Let $x_1 … x_n$ be $Pois(\lambda)$
Find UMVUE of $e^\lambda$
From a previous question, I found the UMVUE of $e^{-\lambda}$ to be $(\frac{n-1}{n})^{t}$ where $t = \sum_{i=0}^n(x_i)$. $\sum_{i=0}^n(x_i)$ is our complete and sufficient statistic for $\lambda$ and has the distribution $Pois(n\lambda)$.
So I considered the estimator $(\frac{n-1}{n})^{-t}$ and took its expected value to see how close I got.
$$E((\frac{n-1}{n})^{-t}) = \sum_{i=0}^\infty\frac{(\frac{n-1}{n})^{-i}e^{-n\lambda}(n\lambda)^{i}}{i!}.$$
Which my calculator says is $$e^{\frac{n\lambda}{n-1}}$$ This seems close.
I have three questions regarding this result,
1) How did my calculator come up with this answer?
2) Can I get to the umvue by modifying my estimator? How?

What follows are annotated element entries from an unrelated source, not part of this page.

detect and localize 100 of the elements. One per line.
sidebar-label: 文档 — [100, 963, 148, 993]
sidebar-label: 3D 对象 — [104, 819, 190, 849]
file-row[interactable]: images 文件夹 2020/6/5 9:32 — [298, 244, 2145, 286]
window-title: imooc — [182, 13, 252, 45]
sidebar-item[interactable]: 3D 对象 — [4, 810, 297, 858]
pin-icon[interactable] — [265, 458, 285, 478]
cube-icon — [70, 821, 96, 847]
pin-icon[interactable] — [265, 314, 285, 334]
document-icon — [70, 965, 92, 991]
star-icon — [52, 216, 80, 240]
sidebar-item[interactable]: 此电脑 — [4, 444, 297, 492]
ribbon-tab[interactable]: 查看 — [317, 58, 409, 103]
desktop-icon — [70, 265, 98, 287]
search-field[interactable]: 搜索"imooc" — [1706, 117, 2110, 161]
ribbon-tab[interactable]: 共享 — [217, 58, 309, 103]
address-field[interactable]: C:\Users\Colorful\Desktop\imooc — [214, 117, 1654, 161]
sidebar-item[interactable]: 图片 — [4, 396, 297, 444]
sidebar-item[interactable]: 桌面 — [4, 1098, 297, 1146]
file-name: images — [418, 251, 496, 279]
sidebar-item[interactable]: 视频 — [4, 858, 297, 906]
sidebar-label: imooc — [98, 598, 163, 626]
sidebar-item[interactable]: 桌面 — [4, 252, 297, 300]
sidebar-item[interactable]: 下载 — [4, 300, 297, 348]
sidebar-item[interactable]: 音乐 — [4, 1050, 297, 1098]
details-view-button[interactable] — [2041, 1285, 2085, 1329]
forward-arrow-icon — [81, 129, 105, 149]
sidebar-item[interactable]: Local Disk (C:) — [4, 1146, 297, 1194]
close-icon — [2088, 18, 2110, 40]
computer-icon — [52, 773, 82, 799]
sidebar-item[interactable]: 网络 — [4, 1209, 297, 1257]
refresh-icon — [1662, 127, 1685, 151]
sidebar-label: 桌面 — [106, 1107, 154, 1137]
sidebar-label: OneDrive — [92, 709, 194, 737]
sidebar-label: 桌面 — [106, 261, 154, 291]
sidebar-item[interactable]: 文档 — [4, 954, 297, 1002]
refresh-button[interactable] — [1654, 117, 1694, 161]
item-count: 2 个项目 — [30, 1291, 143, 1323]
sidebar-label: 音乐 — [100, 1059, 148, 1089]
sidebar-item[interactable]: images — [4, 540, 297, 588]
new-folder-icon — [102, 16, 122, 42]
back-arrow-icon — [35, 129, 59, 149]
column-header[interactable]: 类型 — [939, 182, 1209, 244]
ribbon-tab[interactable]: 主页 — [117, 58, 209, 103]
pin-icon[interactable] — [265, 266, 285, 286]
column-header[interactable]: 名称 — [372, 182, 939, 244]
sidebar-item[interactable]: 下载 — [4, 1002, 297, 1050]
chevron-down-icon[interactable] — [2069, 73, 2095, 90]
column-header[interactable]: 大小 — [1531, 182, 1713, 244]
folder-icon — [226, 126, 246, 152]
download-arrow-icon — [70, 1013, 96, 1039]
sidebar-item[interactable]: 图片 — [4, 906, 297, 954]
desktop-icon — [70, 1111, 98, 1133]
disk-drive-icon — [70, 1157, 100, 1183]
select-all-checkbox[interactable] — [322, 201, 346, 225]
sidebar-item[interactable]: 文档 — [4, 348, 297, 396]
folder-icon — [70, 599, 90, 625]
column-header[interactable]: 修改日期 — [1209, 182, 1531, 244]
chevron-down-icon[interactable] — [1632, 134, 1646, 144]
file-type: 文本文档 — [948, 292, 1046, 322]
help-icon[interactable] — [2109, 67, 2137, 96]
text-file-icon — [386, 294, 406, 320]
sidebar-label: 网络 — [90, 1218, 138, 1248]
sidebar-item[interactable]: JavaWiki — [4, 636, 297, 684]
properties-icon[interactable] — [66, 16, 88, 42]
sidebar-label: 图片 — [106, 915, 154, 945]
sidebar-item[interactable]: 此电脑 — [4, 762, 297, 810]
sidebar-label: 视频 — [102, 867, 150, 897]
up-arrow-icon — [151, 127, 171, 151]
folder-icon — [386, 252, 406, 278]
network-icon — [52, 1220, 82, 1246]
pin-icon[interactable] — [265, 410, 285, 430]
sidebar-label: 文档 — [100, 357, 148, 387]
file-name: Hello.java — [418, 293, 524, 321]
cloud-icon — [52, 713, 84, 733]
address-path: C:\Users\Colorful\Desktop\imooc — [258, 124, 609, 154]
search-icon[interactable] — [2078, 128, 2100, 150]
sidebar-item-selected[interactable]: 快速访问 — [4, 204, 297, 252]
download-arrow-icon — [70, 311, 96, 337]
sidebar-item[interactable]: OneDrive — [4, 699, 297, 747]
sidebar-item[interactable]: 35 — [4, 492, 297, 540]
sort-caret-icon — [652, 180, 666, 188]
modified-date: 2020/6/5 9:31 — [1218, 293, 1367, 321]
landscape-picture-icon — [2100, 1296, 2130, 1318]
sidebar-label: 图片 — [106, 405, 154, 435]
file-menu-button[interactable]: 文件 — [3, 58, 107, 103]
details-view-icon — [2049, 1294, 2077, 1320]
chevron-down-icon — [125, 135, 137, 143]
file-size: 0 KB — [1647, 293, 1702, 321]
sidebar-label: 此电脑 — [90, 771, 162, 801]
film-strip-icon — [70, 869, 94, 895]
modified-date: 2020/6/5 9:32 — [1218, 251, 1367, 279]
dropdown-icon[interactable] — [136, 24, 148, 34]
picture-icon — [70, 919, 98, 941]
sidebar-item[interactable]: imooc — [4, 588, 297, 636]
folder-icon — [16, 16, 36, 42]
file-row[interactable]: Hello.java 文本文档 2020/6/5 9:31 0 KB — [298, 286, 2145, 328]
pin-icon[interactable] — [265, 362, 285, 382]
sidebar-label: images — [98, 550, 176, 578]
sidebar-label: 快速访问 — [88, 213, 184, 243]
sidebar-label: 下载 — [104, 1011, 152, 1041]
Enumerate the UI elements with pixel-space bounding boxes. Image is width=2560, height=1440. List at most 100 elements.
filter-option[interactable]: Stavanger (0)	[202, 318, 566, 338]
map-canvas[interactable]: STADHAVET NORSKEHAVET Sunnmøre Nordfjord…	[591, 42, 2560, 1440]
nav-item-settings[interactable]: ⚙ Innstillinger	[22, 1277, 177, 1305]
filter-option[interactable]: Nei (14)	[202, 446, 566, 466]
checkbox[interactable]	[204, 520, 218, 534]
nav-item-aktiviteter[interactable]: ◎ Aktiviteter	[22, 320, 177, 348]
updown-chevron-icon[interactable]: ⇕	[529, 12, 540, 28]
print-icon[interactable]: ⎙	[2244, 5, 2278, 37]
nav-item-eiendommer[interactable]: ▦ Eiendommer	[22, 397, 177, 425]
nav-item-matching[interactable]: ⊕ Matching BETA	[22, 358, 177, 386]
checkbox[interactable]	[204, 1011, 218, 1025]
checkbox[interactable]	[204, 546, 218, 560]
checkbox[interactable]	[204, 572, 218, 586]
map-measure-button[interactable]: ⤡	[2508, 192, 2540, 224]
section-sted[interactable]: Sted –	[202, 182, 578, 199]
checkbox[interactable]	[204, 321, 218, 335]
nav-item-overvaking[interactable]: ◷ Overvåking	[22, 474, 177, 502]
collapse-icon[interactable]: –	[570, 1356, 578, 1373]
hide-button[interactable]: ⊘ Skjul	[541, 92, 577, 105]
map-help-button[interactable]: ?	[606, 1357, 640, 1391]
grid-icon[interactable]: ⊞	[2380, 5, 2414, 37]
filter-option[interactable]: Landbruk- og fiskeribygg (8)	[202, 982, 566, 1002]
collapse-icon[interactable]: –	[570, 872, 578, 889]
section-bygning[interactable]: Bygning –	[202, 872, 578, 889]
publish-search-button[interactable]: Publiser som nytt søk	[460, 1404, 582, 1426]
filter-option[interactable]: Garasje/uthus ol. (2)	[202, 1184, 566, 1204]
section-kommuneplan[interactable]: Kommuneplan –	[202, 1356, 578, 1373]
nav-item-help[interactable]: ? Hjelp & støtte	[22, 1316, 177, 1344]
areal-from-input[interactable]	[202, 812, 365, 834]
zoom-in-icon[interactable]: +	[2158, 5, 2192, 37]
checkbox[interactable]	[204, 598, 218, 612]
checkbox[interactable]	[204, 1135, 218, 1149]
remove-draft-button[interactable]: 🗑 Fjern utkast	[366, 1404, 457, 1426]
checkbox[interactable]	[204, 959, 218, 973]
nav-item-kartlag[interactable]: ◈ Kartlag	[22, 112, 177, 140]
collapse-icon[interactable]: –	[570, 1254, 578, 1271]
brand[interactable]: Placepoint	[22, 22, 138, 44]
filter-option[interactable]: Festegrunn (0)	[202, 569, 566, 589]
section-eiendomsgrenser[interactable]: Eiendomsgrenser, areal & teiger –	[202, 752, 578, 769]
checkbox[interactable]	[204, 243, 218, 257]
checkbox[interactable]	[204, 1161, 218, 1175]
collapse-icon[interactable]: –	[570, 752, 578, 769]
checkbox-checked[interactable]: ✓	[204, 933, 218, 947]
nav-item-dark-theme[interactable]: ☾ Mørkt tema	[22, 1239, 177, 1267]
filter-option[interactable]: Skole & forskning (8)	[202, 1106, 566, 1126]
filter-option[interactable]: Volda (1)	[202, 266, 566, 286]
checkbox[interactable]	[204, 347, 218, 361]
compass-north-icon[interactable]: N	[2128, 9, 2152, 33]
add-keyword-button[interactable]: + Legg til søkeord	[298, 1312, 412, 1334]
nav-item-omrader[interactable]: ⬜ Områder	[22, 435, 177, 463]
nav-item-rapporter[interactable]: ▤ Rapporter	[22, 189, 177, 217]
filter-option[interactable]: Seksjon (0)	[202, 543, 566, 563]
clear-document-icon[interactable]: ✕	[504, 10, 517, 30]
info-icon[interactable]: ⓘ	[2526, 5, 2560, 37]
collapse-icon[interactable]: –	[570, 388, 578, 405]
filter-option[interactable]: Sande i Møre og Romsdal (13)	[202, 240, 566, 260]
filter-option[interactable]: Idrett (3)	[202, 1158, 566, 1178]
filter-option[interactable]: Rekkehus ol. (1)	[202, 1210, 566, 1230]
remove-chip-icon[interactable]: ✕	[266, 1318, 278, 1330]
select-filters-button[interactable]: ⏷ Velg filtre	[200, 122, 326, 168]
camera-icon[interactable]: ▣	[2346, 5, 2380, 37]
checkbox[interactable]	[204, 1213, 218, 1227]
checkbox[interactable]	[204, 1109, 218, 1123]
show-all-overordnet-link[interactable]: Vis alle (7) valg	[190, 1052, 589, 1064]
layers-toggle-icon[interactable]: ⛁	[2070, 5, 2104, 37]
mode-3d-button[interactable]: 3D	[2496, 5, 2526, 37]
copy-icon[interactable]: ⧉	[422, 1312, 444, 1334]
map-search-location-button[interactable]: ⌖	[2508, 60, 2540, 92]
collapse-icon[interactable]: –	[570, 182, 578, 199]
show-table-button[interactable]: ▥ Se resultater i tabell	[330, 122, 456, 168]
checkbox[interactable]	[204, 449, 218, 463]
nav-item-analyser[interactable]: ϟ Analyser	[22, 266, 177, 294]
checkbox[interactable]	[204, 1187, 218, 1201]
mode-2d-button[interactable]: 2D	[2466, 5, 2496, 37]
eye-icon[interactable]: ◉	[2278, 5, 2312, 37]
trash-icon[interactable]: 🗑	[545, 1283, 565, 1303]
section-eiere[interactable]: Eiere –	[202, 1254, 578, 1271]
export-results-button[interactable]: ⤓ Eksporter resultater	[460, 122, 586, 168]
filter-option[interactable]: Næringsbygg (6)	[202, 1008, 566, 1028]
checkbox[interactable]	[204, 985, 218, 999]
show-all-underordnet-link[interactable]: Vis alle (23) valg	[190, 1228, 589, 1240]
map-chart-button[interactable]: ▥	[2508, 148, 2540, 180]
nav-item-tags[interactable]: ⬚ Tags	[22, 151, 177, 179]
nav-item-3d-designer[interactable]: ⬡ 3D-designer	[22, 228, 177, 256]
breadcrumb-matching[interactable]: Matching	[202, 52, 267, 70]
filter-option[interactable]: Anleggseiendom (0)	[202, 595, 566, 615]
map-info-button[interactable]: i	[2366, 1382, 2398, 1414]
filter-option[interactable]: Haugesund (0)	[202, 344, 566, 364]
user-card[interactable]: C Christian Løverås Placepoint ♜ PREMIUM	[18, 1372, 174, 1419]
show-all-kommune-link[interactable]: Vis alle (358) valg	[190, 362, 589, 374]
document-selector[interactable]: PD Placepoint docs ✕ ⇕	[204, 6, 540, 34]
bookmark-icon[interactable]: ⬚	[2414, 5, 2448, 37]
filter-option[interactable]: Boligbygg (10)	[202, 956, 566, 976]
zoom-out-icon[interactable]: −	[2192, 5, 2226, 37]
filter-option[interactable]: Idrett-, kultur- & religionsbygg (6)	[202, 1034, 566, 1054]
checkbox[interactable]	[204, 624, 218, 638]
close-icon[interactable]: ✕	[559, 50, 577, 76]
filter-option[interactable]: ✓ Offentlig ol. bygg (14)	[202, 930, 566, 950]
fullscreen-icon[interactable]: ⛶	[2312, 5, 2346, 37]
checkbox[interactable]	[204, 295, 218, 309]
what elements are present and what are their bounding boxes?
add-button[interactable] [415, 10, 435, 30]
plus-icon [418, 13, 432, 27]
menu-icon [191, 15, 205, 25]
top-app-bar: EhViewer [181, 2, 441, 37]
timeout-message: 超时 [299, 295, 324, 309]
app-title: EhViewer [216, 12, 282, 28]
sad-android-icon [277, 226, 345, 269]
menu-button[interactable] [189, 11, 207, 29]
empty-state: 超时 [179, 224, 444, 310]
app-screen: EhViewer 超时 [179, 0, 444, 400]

3) Is there a different estimator I should consider instead? ETA: Not necessary, answering 1 and 2 were sufficient!
Best Answer
For 1, You're interested in $E[a^t]$ where $t$ is poisson with rate $n\lambda$. Explicitly:
$$E[a^x]=\sum_{x=0}^\infty a^x\frac{1}{e^{n\lambda}}\frac{n\lambda^x}{x!}=\frac{1}{e^{\lambda}}\sum_{x=0}^\infty \frac{(na\lambda)^x}{x!}=e^{na\lambda-n\lambda}=e^{n\lambda(a-1)}.$$
Now plug in $a=\left(\frac{n-1}{n}\right)^{-1}$. You should get $e^{n\lambda/(n-1)}$.